The first column in the table thus obtained now tells us which coefficients in the second we need to compute the result.

\[11^{340} = _{341} 330 \cdot 319 \cdot 330 \cdot 319 = _{341} 132 \nonumber\]

Again, this takes no more than \(\mbox{log}_{2} 340\) multiplications. Thus altogether, for a number \(x\) and a computation in base \(b\), this takes on the order of \(2 \mbox{log}_{b} x\) multiplications plus \(\mbox{log}_{b} x\) divisions. For large numbers, this is much more efficient than the \(\sqrt{x}\) of the naive method.

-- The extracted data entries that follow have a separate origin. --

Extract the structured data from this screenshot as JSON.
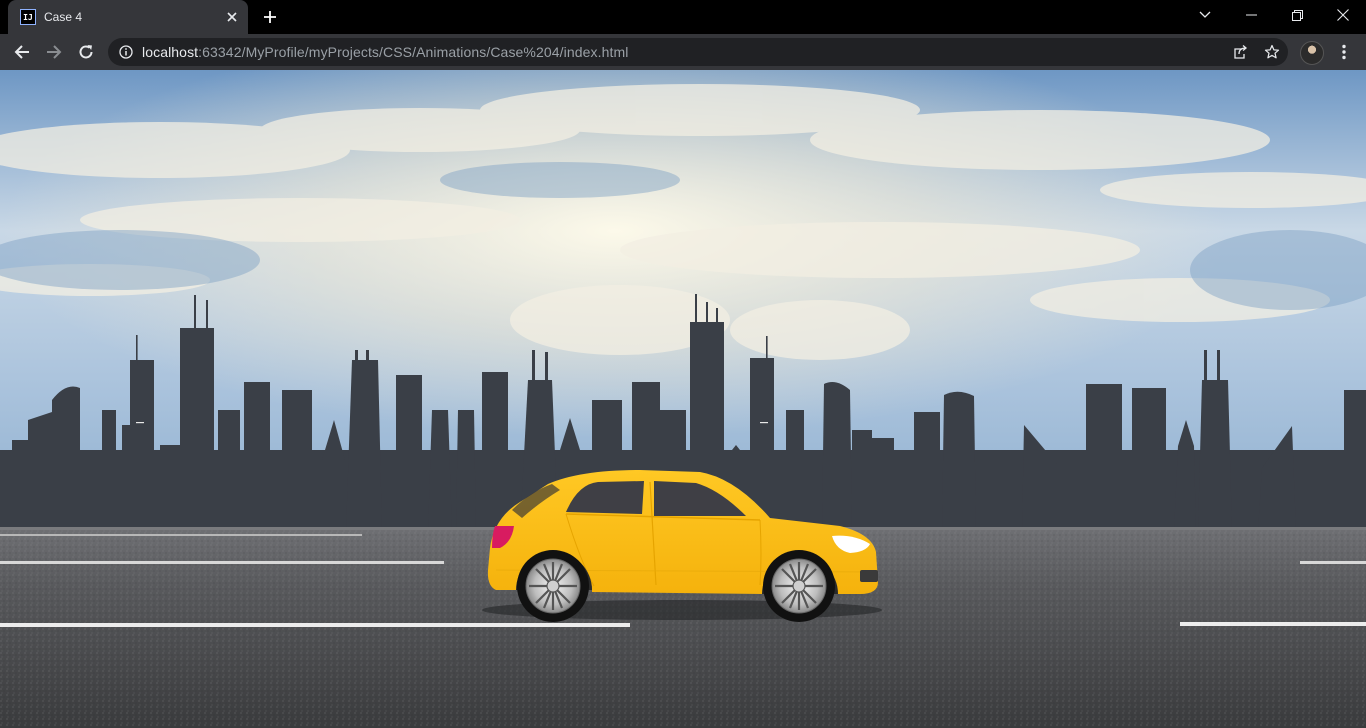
{
  "browser": {
    "tab": {
      "title": "Case 4",
      "favicon_text": "IJ",
      "favicon_icon": "intellij-icon"
    },
    "address_bar": {
      "host": "localhost",
      "path": ":63342/MyProfile/myProjects/CSS/Animations/Case%204/index.html"
    },
    "icons": {
      "back": "arrow-left-icon",
      "forward": "arrow-right-icon",
      "reload": "reload-icon",
      "info": "info-icon",
      "share": "share-icon",
      "bookmark": "star-icon",
      "menu": "kebab-menu-icon",
      "tab_search": "chevron-down-icon",
      "minimize": "minimize-icon",
      "restore": "restore-icon",
      "close": "close-icon",
      "new_tab": "plus-icon"
    },
    "colors": {
      "tabstrip": "#000000",
      "toolbar": "#35363a",
      "omnibox": "#202124"
    }
  },
  "scene": {
    "description_icons": [
      "sky",
      "city-skyline",
      "road",
      "yellow-car"
    ],
    "colors": {
      "car_body": "#ffc21a",
      "car_window": "#3f3f45",
      "skyline": "#3a3f47",
      "road": "#4a4b4e",
      "sky_top": "#5f8fbf",
      "sky_light": "#f4f1e6"
    }
  }
}
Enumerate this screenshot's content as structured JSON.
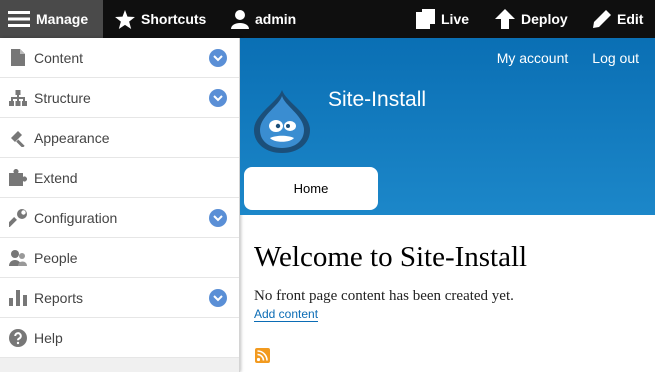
{
  "toolbar": {
    "manage": "Manage",
    "shortcuts": "Shortcuts",
    "user": "admin",
    "live": "Live",
    "deploy": "Deploy",
    "edit": "Edit"
  },
  "sidebar": {
    "items": [
      {
        "label": "Content",
        "icon": "file-icon",
        "expandable": true
      },
      {
        "label": "Structure",
        "icon": "sitemap-icon",
        "expandable": true
      },
      {
        "label": "Appearance",
        "icon": "paintbrush-icon",
        "expandable": false
      },
      {
        "label": "Extend",
        "icon": "puzzle-icon",
        "expandable": false
      },
      {
        "label": "Configuration",
        "icon": "wrench-icon",
        "expandable": true
      },
      {
        "label": "People",
        "icon": "people-icon",
        "expandable": false
      },
      {
        "label": "Reports",
        "icon": "bar-chart-icon",
        "expandable": true
      },
      {
        "label": "Help",
        "icon": "help-icon",
        "expandable": false
      }
    ]
  },
  "header": {
    "secondary_nav": [
      "My account",
      "Log out"
    ],
    "site_name": "Site-Install",
    "tabs": [
      "Home"
    ]
  },
  "main": {
    "title": "Welcome to Site-Install",
    "message": "No front page content has been created yet.",
    "add_link": "Add content"
  },
  "colors": {
    "toolbar_bg": "#0f0f0f",
    "manage_bg": "#4a4a4a",
    "header_blue": "#1c87c9",
    "chevron_blue": "#5a8fd6",
    "link_blue": "#0b6cb5",
    "rss_orange": "#f29a1f"
  }
}
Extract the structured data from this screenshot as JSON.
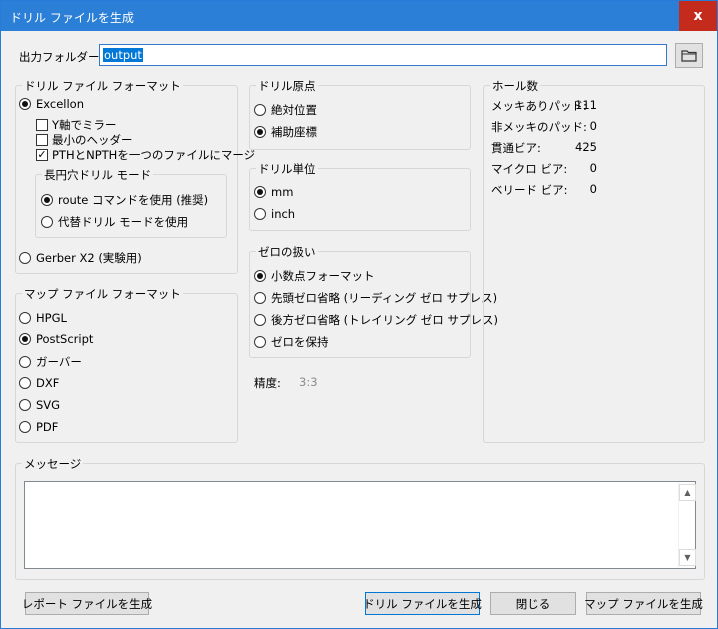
{
  "window": {
    "title": "ドリル ファイルを生成",
    "close_glyph": "x"
  },
  "output_folder": {
    "label": "出力フォルダー:",
    "value": "output"
  },
  "drill_format": {
    "title": "ドリル ファイル フォーマット",
    "excellon": "Excellon",
    "mirror_y": "Y軸でミラー",
    "min_header": "最小のヘッダー",
    "merge_pth": "PTHとNPTHを一つのファイルにマージ",
    "oval": {
      "title": "長円穴ドリル モード",
      "route": "route コマンドを使用 (推奨)",
      "alternate": "代替ドリル モードを使用"
    },
    "gerber": "Gerber X2 (実験用)"
  },
  "map_format": {
    "title": "マップ ファイル フォーマット",
    "options": [
      "HPGL",
      "PostScript",
      "ガーバー",
      "DXF",
      "SVG",
      "PDF"
    ]
  },
  "origin": {
    "title": "ドリル原点",
    "absolute": "絶対位置",
    "aux": "補助座標"
  },
  "units": {
    "title": "ドリル単位",
    "mm": "mm",
    "inch": "inch"
  },
  "zeros": {
    "title": "ゼロの扱い",
    "decimal": "小数点フォーマット",
    "suppress_leading": "先頭ゼロ省略 (リーディング ゼロ サプレス)",
    "suppress_trailing": "後方ゼロ省略 (トレイリング ゼロ サプレス)",
    "keep": "ゼロを保持"
  },
  "precision": {
    "label": "精度:",
    "value": "3:3"
  },
  "holes": {
    "title": "ホール数",
    "plated_label": "メッキありパッド:",
    "plated": "111",
    "nonplated_label": "非メッキのパッド:",
    "nonplated": "0",
    "through_label": "貫通ビア:",
    "through": "425",
    "micro_label": "マイクロ ビア:",
    "micro": "0",
    "buried_label": "ベリード ビア:",
    "buried": "0"
  },
  "messages": {
    "title": "メッセージ"
  },
  "buttons": {
    "report": "レポート ファイルを生成",
    "generate": "ドリル ファイルを生成",
    "close": "閉じる",
    "map": "マップ ファイルを生成"
  }
}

The drawback is that we can get false positives.

Some numbers pass all tests to every base and are still composite. These are called Carmichael numbers. The smallest Carmichael number is 561. It has been proved [7] that there are infinitely many of them.

The smallest pseudoprime is \(341\), because \(2^{340} = _{341} 1\) while \(341 = 11 \cdot 31\). In this case, one can still show that \(341\) is not a prime by using a different base \(3^{340} = _{341} 56\). By Fermat's little theorem, \(341\) cannot be prime.

The reason that the method sketched here is still useful is that pseudoprime are very much rarer than primes. The number below \(2.5 \cdot 10^{10}\) contain on the order of \(10^{9}\) primes. At the same time, this set contains only \(21853\) pseudoprimes to the prime \(2\). There are only \(1770\) integers below \(2.5 \cdot 10^{10}\) that are pseudoprime to the base \(2, 3, 5\), and \(7\). Thus if a number passes these four tests, it is overwhelmingly likely that it is a prime.